Заступники Александра Васильевича перед графом Шереметевым, с Рылеевым во главе, не прерывали с ним сношений и из покровителей скоро превратились в добрых приятелей. Особенно часто виделся Александр Васильевич с Рылеевым и князем Евгением Оболенским. Последний в июле 1825 г. даже пригласил его совсем на жительство к себе, в качестве воспитателя своего младшего брата, тогда присланного к нему из Москвы оканчивать образование.
Здесь молодой Никитенко очутился в самом центре тогдашнего прогрессивного движения. Согретый лучами высокой гуманности, царившей в этом обществе, где он был принят с истинно братским радушием, Александр Васильевич уже начинал считать себя у пристани. Он и не подозревал, какая новая гроза зрела около него: она разразилась в злополучный день 14 декабря и застала его врасплох. Покровители и друзья, правда, щадили его юность и неопытность, а может быть, и не доверяли его зрелости, и потому не посвящали в тайну замышленного ими государственного переворота. Тем не менее, когда разразился удар, он не мог не отразиться косвенно и на Никитенко: будет или нет еще доказано, что он ни словом, ни делом не причастен к заговору, а пока против него был факт сожительства с одним из соучастников в нем и частого общения с другими. Понятно, в каком вихре новых сомнений и опасений очутился опять молодой человек, как терзался за судьбу друзей и за собственную участь. В этих тревогах и волнениях, на распутии между отчаянием и надеждою, застал его новый, 1826 год.
Дальше предоставим говорить самому Александру Васильевичу Никитенко. .
Редактор первого книжного издания
1826
1 января 1826 года
Сегодня я проснулся в скверном расположении духа. Ужасы прошедших дней давили меня, как черная туча. Будущее представлялось мне в самом мрачном, безнадежном виде. Я все больше и больше погружался в уныние. Вдруг явился Я.И.Ростовцев. Он сегодня в первый раз вышел из комнаты после болезни от ран, полученных им в бедственный день 14 декабря.
После обычного дружеского приветствия и поздравления с Новым годом он обрадовал меня двумя известиями.
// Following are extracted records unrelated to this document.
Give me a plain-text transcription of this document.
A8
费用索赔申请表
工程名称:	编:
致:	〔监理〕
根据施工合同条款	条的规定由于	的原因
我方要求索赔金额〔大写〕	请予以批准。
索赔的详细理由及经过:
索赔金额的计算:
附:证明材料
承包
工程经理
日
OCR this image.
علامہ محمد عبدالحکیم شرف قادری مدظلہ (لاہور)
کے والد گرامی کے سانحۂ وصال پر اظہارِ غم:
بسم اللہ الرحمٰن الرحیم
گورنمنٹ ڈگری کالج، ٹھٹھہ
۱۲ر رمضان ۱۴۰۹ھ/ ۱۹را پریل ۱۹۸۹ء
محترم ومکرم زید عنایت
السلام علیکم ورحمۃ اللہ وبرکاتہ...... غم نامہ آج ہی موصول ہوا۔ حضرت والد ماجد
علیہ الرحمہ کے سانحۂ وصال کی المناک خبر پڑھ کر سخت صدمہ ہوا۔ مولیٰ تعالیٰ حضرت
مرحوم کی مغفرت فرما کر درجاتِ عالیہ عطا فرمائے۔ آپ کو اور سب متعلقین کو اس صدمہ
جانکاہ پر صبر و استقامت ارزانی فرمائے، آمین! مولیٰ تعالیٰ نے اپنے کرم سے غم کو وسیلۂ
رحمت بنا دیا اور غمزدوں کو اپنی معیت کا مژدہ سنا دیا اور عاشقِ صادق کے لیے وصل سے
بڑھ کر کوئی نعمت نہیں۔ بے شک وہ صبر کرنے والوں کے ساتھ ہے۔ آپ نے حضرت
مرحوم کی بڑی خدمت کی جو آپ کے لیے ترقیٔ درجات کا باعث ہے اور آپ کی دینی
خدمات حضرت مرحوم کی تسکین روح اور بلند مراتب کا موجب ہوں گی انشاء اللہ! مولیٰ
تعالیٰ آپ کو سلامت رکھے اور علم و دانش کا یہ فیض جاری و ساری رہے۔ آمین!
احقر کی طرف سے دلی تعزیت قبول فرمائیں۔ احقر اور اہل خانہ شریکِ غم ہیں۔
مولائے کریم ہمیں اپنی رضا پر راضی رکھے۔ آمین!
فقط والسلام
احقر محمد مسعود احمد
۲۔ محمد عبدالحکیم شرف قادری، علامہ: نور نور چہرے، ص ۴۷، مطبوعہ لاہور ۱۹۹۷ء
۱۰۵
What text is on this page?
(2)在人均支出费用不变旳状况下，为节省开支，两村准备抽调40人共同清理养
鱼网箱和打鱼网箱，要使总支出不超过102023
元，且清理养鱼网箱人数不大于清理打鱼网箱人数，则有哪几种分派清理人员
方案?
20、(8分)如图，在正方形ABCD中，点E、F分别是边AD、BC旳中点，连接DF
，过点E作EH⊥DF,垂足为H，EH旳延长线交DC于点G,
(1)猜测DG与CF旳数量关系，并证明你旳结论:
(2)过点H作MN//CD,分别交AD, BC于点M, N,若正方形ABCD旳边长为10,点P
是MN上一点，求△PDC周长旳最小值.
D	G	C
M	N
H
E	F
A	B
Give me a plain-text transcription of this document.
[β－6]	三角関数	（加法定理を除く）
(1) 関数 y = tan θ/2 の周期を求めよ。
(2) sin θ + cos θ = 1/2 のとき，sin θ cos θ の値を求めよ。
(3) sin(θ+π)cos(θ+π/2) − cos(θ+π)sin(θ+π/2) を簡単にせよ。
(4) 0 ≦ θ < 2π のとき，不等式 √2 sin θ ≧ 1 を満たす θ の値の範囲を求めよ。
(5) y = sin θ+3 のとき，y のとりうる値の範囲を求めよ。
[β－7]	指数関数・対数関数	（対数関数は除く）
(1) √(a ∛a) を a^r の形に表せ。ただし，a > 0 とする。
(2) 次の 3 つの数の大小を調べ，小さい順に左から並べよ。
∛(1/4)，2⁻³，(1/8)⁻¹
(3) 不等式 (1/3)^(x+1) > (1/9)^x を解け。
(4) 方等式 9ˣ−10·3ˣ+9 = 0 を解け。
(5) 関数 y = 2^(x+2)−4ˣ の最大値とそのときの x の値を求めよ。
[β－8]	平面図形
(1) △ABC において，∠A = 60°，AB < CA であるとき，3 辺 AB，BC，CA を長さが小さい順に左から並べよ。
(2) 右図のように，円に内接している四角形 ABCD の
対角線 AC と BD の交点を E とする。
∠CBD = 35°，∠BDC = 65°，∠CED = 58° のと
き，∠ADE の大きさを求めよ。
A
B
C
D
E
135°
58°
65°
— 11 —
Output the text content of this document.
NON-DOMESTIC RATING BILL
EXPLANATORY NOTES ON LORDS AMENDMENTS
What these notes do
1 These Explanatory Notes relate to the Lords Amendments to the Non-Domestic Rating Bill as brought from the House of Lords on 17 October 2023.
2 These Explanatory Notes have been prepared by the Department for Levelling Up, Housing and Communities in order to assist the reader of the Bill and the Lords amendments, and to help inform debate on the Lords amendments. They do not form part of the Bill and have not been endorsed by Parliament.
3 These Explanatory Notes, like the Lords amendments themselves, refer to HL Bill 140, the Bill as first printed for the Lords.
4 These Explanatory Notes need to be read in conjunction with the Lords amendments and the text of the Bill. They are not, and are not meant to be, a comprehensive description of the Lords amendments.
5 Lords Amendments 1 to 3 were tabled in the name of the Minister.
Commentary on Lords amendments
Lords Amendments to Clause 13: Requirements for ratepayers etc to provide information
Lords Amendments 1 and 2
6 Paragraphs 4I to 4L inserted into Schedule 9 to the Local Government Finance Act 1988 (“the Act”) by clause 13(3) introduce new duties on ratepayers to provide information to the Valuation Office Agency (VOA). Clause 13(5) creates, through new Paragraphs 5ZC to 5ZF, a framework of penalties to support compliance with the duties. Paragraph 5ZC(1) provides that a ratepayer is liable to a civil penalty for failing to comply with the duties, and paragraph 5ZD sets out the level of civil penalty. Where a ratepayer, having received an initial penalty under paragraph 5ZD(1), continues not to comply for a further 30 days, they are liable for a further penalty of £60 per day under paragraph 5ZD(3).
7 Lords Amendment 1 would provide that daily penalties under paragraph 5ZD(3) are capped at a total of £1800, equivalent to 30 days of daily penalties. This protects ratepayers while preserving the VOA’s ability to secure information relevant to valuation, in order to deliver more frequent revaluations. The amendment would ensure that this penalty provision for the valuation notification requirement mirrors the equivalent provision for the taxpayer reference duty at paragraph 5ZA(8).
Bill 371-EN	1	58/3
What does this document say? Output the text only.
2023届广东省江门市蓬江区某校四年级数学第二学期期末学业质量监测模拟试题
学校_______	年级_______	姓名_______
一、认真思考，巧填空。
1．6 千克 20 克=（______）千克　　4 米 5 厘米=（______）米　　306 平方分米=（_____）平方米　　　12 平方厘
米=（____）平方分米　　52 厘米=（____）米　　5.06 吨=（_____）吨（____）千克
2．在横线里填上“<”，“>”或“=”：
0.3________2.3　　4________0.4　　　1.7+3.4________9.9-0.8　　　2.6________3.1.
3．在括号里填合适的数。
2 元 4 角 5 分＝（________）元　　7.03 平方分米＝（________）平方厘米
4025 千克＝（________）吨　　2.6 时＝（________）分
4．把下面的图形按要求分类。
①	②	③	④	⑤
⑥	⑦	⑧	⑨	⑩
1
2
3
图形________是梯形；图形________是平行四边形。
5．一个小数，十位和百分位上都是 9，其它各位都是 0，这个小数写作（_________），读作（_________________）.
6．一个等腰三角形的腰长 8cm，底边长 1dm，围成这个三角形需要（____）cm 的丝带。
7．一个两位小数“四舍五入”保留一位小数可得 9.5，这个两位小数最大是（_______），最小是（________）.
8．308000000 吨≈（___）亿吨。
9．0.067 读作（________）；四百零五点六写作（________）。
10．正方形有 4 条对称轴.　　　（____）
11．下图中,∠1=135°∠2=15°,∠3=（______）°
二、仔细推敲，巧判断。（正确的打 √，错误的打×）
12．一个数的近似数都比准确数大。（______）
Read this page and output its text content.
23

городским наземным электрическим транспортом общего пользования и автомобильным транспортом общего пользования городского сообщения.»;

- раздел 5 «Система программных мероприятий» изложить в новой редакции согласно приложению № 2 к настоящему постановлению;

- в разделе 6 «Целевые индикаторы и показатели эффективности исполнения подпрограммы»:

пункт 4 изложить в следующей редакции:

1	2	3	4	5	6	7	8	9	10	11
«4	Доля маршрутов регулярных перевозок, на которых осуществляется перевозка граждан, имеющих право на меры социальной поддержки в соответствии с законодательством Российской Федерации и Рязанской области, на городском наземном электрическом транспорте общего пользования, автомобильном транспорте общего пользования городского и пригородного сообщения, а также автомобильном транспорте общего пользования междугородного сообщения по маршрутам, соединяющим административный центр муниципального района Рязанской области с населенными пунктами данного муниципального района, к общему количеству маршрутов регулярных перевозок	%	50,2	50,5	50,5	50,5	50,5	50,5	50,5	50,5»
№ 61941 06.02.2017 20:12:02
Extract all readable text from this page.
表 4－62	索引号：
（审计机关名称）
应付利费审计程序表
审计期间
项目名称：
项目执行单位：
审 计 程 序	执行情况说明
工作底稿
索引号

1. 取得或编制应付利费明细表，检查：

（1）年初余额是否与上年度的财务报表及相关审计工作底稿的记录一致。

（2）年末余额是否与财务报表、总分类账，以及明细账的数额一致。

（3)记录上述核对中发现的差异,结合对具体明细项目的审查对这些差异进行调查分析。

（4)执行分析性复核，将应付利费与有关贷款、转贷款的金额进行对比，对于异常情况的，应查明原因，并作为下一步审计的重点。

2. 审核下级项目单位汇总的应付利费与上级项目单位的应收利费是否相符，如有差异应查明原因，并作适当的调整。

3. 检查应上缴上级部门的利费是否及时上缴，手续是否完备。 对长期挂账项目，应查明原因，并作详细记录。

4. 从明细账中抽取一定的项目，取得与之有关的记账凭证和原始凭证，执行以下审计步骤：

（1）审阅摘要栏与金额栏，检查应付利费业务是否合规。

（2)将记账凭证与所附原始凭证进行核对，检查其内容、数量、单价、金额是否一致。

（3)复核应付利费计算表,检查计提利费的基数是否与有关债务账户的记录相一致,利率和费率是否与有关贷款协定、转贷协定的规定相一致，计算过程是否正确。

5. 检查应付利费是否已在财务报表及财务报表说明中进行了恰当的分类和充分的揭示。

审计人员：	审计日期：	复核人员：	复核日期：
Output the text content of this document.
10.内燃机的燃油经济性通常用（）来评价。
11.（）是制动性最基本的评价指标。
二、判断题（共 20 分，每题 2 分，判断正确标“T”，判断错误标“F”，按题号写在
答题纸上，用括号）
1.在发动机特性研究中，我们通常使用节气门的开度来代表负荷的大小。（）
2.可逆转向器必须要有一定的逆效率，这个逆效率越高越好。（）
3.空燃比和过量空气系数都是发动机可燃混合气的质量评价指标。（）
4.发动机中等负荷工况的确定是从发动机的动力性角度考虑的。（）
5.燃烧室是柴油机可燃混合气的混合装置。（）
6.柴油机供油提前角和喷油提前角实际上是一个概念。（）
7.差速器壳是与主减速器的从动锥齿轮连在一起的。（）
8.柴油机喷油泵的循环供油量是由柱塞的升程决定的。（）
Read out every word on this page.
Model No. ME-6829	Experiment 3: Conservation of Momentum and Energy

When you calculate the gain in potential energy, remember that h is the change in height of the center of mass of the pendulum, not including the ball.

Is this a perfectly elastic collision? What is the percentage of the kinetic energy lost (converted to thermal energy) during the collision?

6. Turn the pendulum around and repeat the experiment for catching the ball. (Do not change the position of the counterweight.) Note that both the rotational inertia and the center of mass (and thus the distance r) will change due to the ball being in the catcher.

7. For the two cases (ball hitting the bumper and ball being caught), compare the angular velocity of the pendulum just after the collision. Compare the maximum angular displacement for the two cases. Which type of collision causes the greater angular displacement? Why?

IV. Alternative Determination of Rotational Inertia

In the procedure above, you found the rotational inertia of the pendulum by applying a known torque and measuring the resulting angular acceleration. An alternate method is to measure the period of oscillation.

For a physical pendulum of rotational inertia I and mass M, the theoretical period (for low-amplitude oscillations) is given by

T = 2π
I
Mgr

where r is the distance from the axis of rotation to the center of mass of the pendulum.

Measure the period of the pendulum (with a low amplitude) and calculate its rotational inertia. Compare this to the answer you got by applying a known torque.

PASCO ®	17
Первое состояло в том, что генерал [Левашов, он вел следствие по делу декабристов] позволяет мне переменить квартиру и что, следовательно, я разделался с сомнительным и крайне неприятным положением, уже более двух недель томившим меня. Второе, что Федор Николаевич Глинка, который вполне заслуживает любовь и уважение и которого я искренно почитаю, — что Глинка, будучи представлен государю императору, оправдал себя во всех подозрениях, какими его кто-то очернил в глазах правительства. Бумаги Глинки были отобраны, а сам он взят во дворец. Невинность его, однако, скоро обнаружилась, и сам государь отпустил его домой, сказав:
— Не морщиться и не сердиться, господин Глинка! Ныне такие несчастные обстоятельства, что мы против воли принуждены иногда тревожить и честных людей. Я почитал вас всегда умным и благородным человеком. Скажите всем вашим друзьям, что обещания, которые я дал в манифесте, положили резкую черту между подозрениями и истиной, между желанием лучшего и бешеным стремлением к переворотам, — что обещания эти написаны не только на бумаге, но и в сердце моем. Ступайте: вы чисты, совершенно чисты.
Получив известие об аресте этого истинно-доброго человека, я был очень огорчен. Но проницательность государя не дала ему ошибиться насчет правил и духа нашего милого поэта-христианина.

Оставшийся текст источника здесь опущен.